Recently we heard President Obama and others criticize higher education. We heard about academic accountability and the growing problem of student debt. What has been the response from leaders in higher education? University of Washington President Mike Young says he’s annoyed with President Obama. Obama said last Friday that if universities don’t give students a break (on their tuition costs and growing debt), the federal government is going to start taking money away.
President Young called Obama’s threat “nonsense on stilts.”
He and his colleagues at Western Washington and Washington State say the actual total cost of educating college students has gone down in that state, when the dollars from parents and the state are combined. But as policy makers and legislators cut the dollars it sends to Washington’s colleges and universities, lawmakers have told them to go ahead and raise tuition to make up for the loss. So tuition has steadily grown in the same way all over the country.
Many students protest their lack of educational options. They point to the growing cost of higher education. Most are skeptical about their potential to dramactically increase their future earnings from an average of $14 per hour to jobs that pay over $30. The occupy movement has featured the false promises of a prosperous life after completing a bachelor’s degree.
The general consensus from employers and the public is that few undergraduate majors are “worth the investment” with the exception of certain hard sciences, engineering, math, business, and computer science. Most academics in other disciplines would be opposed to this verdict and provide anecdotal evidence to support their area of expertise. Two problems with a general defense of further investments in higher education are:
1. The lack of eloquent spokespeople for the value of general education
2. The proliferation and use of terms only academics understand. Academic gobbledygook such as immersion, experiential or deep learning, and integrated learning become academic gobbledygook to most parents and propspective college students
The pundits speaking on behalf of the liberal arts often use the concept of building ideal citizens and service-leaders. They claim a $150,000 investment returns a life-long learner who can solve community problems and build bridges. Detractors claim that academics are idealistic and live in an ivory tower. They claim that academics study arcane subjects to be the expert for an audience of five colleagues, in areas few people outside the discipline ever care to explore or even investigate. Academics defend their importance with lofty terms and claims, their language is filled with platitudes and three syllable words few others understand. This manner of speech is negitavely characterized as academic gobbledygook.
Rather than explaining their theories in plain and straight-forward language, the academic model is to make others believe the speaker is much more knowledgable than the audience by delving into details and complicated theorems. Accusations against higher education include the general lack of concern for the value of a dollar, and an “unrealistic or Utopian view of return on investment for the average college student’s tuition dollar.
Gobbledygook is also the language spoken by the goblins in Harry Potter by JK Rowling. Maybe that should be a sign to academics to forgo the gobbledygook and get to the point.

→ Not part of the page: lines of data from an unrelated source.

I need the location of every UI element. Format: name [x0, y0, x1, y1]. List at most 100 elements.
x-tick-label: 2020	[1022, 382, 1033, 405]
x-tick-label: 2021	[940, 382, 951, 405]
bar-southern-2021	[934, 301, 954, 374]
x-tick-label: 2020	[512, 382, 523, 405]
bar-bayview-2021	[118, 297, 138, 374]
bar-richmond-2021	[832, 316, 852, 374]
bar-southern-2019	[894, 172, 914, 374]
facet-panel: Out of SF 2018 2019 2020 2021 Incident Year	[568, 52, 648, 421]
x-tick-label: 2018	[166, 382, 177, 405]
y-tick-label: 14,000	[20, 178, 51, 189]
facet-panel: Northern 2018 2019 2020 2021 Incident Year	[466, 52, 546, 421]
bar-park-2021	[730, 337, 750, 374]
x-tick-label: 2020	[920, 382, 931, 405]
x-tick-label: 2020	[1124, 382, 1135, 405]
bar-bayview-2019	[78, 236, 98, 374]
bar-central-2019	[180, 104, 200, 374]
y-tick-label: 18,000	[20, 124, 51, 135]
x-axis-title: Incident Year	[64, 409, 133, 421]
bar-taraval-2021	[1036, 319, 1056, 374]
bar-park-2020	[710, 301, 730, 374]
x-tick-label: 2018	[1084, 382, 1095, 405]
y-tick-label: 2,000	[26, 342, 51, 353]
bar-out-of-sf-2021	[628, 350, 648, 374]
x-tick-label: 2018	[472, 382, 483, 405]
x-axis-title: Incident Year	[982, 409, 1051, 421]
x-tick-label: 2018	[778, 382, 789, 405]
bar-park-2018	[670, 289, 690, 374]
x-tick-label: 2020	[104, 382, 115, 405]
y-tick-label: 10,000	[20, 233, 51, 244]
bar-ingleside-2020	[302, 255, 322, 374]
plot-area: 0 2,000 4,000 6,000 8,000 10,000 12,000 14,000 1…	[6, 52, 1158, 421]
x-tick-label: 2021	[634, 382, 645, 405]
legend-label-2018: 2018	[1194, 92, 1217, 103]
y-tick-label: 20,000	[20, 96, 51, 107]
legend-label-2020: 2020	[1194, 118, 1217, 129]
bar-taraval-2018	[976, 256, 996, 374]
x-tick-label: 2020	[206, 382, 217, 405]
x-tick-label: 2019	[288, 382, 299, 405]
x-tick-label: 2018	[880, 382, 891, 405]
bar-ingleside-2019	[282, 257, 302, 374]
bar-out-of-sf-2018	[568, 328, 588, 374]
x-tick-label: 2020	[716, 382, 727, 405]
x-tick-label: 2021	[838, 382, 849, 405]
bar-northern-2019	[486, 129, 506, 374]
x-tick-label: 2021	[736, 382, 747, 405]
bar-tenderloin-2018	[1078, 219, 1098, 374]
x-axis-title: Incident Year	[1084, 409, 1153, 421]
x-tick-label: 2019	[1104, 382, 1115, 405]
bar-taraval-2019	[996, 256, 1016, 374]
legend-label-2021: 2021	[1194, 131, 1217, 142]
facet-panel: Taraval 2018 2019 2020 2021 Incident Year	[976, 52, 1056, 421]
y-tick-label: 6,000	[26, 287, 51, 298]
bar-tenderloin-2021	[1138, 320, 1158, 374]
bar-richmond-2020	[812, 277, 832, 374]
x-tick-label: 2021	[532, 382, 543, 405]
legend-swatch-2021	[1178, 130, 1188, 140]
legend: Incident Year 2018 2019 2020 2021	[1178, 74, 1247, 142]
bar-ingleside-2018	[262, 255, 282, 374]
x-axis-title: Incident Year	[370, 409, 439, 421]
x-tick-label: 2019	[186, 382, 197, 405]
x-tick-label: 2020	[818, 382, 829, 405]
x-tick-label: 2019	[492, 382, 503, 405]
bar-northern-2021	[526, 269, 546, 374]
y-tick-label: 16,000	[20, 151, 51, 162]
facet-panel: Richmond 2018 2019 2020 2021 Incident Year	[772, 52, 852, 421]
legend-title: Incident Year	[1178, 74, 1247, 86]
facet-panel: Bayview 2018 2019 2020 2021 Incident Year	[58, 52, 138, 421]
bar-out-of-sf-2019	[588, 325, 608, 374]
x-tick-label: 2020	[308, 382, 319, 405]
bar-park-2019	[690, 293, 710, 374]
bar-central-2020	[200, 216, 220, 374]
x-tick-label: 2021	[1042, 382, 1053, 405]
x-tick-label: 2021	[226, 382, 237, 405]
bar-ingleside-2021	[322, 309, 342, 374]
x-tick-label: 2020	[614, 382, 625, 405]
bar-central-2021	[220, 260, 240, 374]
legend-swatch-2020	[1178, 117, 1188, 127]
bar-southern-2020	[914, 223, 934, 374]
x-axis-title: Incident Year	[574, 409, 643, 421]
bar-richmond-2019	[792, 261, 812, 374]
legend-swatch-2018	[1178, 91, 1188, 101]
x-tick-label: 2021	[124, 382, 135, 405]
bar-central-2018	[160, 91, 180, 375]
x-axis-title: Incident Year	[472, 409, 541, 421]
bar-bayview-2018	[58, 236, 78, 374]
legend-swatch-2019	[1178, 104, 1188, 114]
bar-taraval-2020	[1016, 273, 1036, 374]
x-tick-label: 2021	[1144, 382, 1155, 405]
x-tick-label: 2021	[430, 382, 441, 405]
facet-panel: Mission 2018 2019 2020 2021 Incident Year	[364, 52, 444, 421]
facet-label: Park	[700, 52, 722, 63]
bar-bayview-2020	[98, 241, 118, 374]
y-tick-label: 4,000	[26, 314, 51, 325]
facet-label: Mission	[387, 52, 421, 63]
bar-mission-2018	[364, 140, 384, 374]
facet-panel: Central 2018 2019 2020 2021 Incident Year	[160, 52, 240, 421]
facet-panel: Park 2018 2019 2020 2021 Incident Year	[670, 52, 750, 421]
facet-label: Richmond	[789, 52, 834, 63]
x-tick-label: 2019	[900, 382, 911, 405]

According to my former instructor Len Rogers, Gobbledygook is overly wordy writing which is filled with passive voice constructions, weak noun forms instead of strong verbs, and deadwood which gets in the way of clear communication. Gobbledygook, sometimes shortened to gobbledygoo, is a modern word compiled by Maury Maverick, a Texan lawyer who was at various times a Democratic Congressman and mayor of San Antonio. Writing as chairman of the US Smaller War Plants Committee in Congress, in the New York Times Magazine 21st May 1944, as part of a complaint against the obscure language used by his colleagues he used the word gobbledygook. He was inspired, he said, by the turkey, “always gobbledy gobbling and strutting with ludicrous pomposity”. Below are some of Len’s suggestions to minimize the gobbleygook:
Instead of Use
give consideration to consider
make inquiry regarding inquire
is of the opinion believes
comes into conflict with conflicts
confidential nature confidential information
of an indefinite nature indefinite
in order to to
in this day and age today (or) now
with reference to concerning
at this point in time now
has the ability to because (or) since
take the place of substitute
utilize use
to be cognisant of to know
to endeavour to try
terminate end (or) fire
effectuate do
Maybe its time to bring parents, students, and policy makers together without the gobbledygook and discuss how college is not right for everyone, but can be the catalyst for achievement and excellence in many others.